In terms of depth, you’ll want to get to at least 1m (if possible). Ideal is getting closer to 1.5m but this isn’t always feasible. From here, it’s about making visual observations and field texturing. You’re trying to answer the question: why is this area a high/low? If it shows a transition – why are we seeing a transition at depth? How deep are the roots going, are they diving down or spreading more horizontally? This is a critical stage that either confirms the analysis or requires it to be re-visited. And we want soil pits in different zones because we can have different explanations – the initial analysis can be correct on 6/8 zones but have other driving factors in the other 2.
It is possible to ground truth via augering or coring, but this isn’t recommended. The information gathered is inferior to a soil pit, particularly in being able to observe soil structure and make detailed observations by observing the whole soil profile. In some cases, augering is the only feasible option. What this will tell you is the type of soil at different depths and will help calibrate the EC survey. Augering does have a use as a reconnaissance tool to quickly make decisions in calibrating the EC survey.
What do you do with this information?
Now you’ve mapped your soil, have soil zones, and made other observations about your soil structure. Now what? The information is only good if you can use it.
The primary use of EC is in determining the best methods and schedules of irrigation for your vineyard. There are more uses (discussed below) but this is the big one. An EC survey should be able to tell you how to irrigate and what results to expect. Speaking broadly: sandy soil, more frequent and shorter duration to keep in the root zone; clay overtop of loam, less frequent but longer duration to penetrate past that clay, etc. If your soil is holding water high up or low down in the soil profile can seriously affect how you irrigate. This is of course very general, but gives you a rough idea what to expect.
It’s also very useful for pre-planting analysis in planning out how to structure your irrigation and what type of irrigation to use. Just like doing soil analysis, this is an important tool that will save you a lot of headache and money in the long run.
I plan on writing another blog going into more detail about how to apply EC results and what you can do with them (such as determining soil sampling locations).
What else can an EC survey tell you?
EC surveying is very well supported in vineyard practice and within the scientific literature. Because of this, we have excellent information on other results from EC surveying.
I’m going to list them with brief comment. They are:
- EC surveys are frequently used to determine soil salinity. In areas with high rainfall that do not use particularly saline water, this is not a concern.
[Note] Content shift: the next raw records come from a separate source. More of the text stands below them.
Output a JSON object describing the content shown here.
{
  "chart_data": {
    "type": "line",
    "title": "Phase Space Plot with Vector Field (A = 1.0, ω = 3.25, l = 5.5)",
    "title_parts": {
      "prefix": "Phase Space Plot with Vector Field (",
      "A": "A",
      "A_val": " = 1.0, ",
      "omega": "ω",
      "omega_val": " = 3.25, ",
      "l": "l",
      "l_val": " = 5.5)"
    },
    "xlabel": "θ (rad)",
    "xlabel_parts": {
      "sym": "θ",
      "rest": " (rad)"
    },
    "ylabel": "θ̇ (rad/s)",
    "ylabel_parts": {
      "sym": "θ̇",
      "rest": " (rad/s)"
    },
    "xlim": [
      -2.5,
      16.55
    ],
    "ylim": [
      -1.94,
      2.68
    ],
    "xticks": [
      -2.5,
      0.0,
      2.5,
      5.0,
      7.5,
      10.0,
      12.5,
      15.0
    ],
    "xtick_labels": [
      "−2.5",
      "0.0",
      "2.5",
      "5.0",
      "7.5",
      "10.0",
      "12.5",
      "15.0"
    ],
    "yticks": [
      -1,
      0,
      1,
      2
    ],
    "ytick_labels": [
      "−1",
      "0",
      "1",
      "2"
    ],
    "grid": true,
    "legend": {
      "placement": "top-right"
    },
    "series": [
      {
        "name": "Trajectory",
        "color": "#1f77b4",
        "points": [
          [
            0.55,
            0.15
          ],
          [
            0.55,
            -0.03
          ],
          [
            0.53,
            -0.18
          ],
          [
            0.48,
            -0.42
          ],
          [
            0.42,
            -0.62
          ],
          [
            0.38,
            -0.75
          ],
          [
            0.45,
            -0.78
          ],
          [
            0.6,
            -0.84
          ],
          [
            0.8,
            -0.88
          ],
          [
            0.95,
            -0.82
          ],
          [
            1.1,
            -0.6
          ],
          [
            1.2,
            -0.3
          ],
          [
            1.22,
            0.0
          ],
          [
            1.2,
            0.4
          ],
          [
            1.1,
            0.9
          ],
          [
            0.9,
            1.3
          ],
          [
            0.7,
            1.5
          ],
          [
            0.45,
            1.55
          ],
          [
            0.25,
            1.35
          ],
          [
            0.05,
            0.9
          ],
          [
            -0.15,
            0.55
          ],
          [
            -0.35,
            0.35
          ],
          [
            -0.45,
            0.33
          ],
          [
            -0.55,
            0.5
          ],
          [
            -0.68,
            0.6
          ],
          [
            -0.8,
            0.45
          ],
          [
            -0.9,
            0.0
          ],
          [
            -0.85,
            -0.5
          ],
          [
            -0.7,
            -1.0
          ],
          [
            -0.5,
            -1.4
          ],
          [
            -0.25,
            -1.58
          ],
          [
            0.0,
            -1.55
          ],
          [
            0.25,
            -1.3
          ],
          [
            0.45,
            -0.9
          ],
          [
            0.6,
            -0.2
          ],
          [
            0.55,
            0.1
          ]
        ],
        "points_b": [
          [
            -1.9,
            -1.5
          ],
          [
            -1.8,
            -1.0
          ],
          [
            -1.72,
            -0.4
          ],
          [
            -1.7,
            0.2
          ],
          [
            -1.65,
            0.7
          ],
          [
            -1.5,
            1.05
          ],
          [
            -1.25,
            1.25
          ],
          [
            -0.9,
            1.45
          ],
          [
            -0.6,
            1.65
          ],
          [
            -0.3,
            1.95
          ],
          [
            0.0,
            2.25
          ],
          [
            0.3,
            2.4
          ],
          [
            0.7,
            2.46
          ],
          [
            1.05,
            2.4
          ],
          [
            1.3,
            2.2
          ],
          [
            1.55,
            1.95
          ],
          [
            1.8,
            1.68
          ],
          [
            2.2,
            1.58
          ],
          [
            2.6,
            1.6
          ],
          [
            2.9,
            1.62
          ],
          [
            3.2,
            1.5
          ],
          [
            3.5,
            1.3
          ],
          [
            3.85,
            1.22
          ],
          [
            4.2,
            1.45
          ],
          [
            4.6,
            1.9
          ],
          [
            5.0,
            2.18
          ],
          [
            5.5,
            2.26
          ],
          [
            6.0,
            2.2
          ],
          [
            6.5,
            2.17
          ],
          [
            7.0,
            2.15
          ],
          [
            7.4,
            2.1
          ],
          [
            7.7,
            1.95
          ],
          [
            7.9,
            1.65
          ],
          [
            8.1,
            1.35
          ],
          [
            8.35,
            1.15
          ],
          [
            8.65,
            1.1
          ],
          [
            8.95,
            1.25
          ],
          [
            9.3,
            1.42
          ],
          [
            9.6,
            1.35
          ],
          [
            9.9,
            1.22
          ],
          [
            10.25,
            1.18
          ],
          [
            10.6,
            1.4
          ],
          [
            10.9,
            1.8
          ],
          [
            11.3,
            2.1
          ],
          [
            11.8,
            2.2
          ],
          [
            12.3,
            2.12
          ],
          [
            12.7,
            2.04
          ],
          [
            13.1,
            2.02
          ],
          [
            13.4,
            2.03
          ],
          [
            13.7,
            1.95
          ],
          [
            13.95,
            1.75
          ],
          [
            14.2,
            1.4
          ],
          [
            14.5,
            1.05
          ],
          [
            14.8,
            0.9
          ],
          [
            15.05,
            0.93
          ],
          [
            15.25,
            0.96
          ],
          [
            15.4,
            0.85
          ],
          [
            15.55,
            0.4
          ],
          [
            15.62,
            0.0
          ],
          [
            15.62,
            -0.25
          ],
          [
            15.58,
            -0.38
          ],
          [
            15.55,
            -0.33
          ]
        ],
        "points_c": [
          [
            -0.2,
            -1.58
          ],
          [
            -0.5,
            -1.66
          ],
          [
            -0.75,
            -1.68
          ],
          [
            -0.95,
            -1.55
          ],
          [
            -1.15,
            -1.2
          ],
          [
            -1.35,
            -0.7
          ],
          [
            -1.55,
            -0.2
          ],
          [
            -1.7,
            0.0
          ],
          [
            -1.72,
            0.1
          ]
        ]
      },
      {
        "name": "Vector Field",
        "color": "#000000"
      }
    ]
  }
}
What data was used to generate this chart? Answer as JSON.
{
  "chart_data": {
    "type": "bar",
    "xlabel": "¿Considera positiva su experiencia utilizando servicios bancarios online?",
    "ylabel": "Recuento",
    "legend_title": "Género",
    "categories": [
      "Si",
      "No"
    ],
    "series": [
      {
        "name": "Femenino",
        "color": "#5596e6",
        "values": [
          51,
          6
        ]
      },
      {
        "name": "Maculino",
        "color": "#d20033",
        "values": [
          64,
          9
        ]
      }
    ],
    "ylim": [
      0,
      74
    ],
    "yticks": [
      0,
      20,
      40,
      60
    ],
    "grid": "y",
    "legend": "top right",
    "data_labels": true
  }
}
- Cation Exchange Capacity
- This is the strongest, most well-supported variable. Because clay is tied so strongly to water content, it’s intuitive that relatively higher clay content will show up in EC.
- Organic Matter
- EC surveys have been able to distinguish between synthetic and manure fertilisers. It appears that the EC is picking up the decomposition of water-soluble N and can give an indication of bioavailable N. Rather than give total available N it gives an indication of differences within the property.
- When heavily saturated,
- EC surveys are often used to determine where to place phylloxera traps. There is a high correlation between high EC readings and desirable feeding sites for phylloxera. In cases where phylloxera have been present for some time, this is less useful as they will have used up their ideal sites and moved onto other areas within the vineyard.
You should have a good idea now how an electrical conductivity survey is run, some of the science behind it, and what the benefits are. Perhaps most immediately: how to read an EC map. It’s a neat party trick (it’s really not).